Telegram saat ini kehilangan pemimpinnya Pavel Durov. Foto: EFE-EPA
Medcom • 29 August 2024 12:04
Paris: Pavel Durov, pendiri aplikasi Telegram, kini menghadapi investigas resmi di Prancis. Ia tidak diperbolehkan meninggalkan negara tersebut setelah pengadilan menetapkan jaminan sebesar USD5,56 juta atau setara Rp85 miliar.
Investigasi ini menyoroti berbagai kejahatan yang diduga melakukan penipuan, perdagangan narkoba, dan penyebaran pornografi anak. Meskipun begitu, dalam sistem hukum Prancis, pengumuman investigasi resmi tidak berarti bahwa ia telah dinyatakan bersalah.
Jaksa Prancis menambahkan bahwa Kantor Nasional Prancis untuk urusan anak-anak telah melaporkan “hampir tidak ada respons” dari Telegram terkait permintaan pengadilan tentang kejahatan seperti perdagangan manusia, ujar kebencian online, dan kejahatan pedofila.
Telegram, yang diluncurkan oleh Durov dan saudaranya Nikolai pada tahun 2013, kini memiliki lebih dari 950 juta pengguna di seluruh dunia.
Meskipun platform ini dipuji oleh kelompok kebebasan berpendapat karena enkripsinya yang kuat, banyak pihak mengkritiknya karena dianggap menjadi tempat aman bagi aktivitas ilegal, termasuk kelompok teroris dan ekstremis.
Penahanan Durov telah memicu perdebatan tentang kebebasan berpendapat, terutama di Rusia dan Ukraina, dimana Telegram sangat populer. Akhirnya, Juru bicara Rusia Kementerian Luar Negeri Maria Zakharova mengkritik Paris pada hari Rabu.
"Bagi saya, hal ini kembali menunjukkan sikap sebenarnya dari pemerintah Prancis, yang dengan jelas mengabaikan norma-norma internasional terkait perlindungan kebebasan berbicara dan berekspresi. Alasannya sederhana, jika mereka ingin mempertahankan standar tertentu, mereka tidak hanya harus mematuhinya, tetapi juga melindungi dan menerapkannya," ujar Zakharova.
Kremlin berusaha meredakan kekhawatiran di Rusia tentang masa depan aplikasi tersebut.
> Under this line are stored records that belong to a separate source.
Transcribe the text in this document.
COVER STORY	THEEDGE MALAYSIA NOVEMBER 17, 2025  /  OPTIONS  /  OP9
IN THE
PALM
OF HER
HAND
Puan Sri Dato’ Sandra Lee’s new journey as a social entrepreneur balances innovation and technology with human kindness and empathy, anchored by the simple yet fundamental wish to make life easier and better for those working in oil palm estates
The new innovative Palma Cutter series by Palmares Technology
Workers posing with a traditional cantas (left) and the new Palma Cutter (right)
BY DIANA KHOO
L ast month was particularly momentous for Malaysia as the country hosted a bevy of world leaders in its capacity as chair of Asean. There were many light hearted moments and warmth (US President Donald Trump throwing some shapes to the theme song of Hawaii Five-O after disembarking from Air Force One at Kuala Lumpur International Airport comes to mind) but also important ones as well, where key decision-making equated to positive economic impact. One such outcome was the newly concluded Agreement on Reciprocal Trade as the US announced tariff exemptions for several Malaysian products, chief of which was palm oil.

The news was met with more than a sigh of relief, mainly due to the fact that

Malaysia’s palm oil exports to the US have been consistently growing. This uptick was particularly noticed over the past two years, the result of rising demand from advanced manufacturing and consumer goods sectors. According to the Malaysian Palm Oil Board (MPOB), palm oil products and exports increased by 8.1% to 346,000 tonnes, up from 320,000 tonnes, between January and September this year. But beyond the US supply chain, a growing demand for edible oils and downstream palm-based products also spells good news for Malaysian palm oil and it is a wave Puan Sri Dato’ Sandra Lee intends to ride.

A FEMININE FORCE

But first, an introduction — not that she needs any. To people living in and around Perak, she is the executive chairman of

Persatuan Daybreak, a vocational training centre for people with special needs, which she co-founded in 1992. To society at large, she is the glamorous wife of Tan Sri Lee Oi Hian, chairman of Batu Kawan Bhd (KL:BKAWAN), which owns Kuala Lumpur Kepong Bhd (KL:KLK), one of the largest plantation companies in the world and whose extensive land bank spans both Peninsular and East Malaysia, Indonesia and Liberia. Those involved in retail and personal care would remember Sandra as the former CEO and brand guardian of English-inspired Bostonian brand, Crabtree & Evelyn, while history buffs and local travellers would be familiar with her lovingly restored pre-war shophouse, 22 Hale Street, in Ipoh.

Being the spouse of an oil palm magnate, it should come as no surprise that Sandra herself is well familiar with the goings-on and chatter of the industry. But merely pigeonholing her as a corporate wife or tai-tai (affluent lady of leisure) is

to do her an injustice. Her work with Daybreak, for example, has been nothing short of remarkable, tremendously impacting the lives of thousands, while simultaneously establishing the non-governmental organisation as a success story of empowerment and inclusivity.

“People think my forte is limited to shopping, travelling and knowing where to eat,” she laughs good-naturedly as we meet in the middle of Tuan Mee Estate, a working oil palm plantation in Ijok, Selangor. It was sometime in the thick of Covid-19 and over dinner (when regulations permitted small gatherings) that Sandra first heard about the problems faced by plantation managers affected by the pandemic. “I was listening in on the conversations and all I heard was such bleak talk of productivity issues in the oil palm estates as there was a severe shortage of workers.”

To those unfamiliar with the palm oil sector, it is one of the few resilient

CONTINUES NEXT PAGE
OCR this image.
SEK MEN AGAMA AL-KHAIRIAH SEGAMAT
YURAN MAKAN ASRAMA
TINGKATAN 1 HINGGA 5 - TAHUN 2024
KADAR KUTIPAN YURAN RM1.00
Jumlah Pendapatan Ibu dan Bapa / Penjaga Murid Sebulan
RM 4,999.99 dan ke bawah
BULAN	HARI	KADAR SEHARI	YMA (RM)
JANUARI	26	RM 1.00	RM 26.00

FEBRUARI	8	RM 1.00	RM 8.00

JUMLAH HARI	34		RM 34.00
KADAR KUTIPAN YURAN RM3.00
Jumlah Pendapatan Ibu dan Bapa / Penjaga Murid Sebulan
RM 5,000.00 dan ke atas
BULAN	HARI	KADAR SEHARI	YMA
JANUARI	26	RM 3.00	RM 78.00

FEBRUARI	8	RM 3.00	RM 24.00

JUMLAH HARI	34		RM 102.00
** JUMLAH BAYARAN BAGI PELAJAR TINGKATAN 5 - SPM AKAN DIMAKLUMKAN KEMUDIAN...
Juru bicara pemerintah Rusia, Dmitry Peskov, mencoba meyakinkan pengguna untuk tidak menghapus pesan-pesan sensitif mereka di aplikasi itu.
Sementara Presiden Prancis, Emmanuel Macron, menegaskan pada hari Senin bahwa tindakan tersebut “tidak bermotif politik”. (Nithania Septianingsih)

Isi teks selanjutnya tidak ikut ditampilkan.